Now, I don’t at all fully buy into this drafter’s sketch of a toy model. There is surely a greater degree of coherence to economic thinking than it suggests, so that some positions will be more controversial than others. Nor are ideas mere ideological justifications for preconceived political agendas. Even so, the model’s plausible outcomes map onto real world outcomes in some interesting ways. One might reasonably predict the following.
(1) Where economic debates are not salient to political debates, economists will be left undisturbed. There will be many propositions in economics that are not particularly relevant to political actors. Some propositions may simply not have any very great distributional impact for politicians or their clients. Others may be politically irrelevant, because they are probably repugnant to all political actors. Here, there will be no external pressures causing economists to disagree, allowing them (to the extent that their natural vexatiousness permits) to reach a happy concordance.
(2) Where debates among economists are politically salient and economists have a genuine consensus among themselves, economists’ influence will be at its peak. They will not influence actors whose interests would lead them to oppose this consensus. But they may expect their arguments to be championed by political actors whose interests accord with the consensus among economists, and to be listened to by those who are open to influence. Note, however, that this happy (for economists) state of affairs will surely be unstable. Those political actors who are disadvantaged by the given consensus will have strong incentive to undermine it, by sponsoring or encouraging potentially dissident economists to make alternative claims, flying them on all expenses paid trips to week long boondoggles where they listen to counter-arguments etc. Precisely to the extent that economists are politically influential, disadvantaged political actors will have incentive to try to open up debate among them so that they can turn to their ‘own’ economists for validation in public argument. Hence, state (2) will sooner or later collapse into (3)
(3) Where debates among economists are salient, and where there is disagreement among economists, economists will only have moderate influence on political outcomes. Each side in political argument will have its own economists to validate its claims, provide helpful models, econometric papers etc. This state of affairs (we might dub it the ‘John Lott’ equilibrium) will, unlike (2), be quite stable, except under extraordinary circumstances.

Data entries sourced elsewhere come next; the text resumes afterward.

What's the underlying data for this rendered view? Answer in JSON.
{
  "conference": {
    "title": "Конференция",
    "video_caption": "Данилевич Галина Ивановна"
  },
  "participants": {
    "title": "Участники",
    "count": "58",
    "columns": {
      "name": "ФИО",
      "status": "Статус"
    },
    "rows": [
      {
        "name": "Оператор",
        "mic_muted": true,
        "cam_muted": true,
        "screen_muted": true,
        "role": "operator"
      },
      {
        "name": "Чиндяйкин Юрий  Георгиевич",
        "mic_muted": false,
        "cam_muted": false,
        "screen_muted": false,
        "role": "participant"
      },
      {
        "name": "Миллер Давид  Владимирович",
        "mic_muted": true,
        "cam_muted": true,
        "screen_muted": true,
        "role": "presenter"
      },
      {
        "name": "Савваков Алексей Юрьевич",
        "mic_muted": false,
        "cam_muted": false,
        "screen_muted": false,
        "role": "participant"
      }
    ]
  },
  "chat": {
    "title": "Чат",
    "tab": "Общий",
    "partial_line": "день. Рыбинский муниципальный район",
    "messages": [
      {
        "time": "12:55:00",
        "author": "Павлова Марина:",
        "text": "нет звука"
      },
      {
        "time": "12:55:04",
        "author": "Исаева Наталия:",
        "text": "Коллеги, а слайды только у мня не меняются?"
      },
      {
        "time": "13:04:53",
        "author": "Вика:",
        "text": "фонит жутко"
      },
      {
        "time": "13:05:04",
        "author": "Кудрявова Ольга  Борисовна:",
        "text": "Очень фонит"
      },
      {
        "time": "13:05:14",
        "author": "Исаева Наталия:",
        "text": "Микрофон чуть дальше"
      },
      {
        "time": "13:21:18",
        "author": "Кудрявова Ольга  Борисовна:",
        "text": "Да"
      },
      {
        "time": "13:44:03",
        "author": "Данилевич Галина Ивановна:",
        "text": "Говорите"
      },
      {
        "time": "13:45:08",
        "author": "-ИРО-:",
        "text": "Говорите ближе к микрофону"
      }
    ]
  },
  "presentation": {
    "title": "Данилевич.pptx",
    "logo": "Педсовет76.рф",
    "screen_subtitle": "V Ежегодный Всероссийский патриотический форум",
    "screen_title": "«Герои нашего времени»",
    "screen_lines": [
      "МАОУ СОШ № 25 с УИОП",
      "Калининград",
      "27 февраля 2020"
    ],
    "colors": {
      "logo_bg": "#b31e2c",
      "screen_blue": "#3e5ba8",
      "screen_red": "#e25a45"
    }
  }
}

So what does this predict? Like Blinder’s aphorism, it suggests that we will observe a broad empirical correlation between (a) the extent of disagreement among economists, and (b) the involvement of economists in political disputes. ‘Eat your greens’ propositions that are popular among economists, but more or less equally uncongenial to all political actors in a given system will, as in Blinder’s formulation, be systematically ignored. But economists’ influence will not be particularly high when they disagree with each other, since different economists arguing for different sides of the political debate will at least partially cancel each other out. It will be far higher on those rare and fleeting occasions when economists unite in favor of the one or the other side actively participating in a political debate.
I note as a postscript that this toy model contains a simple public choice explanation for the emergence of public choice. Drawing this out is left as an exercise for the reader.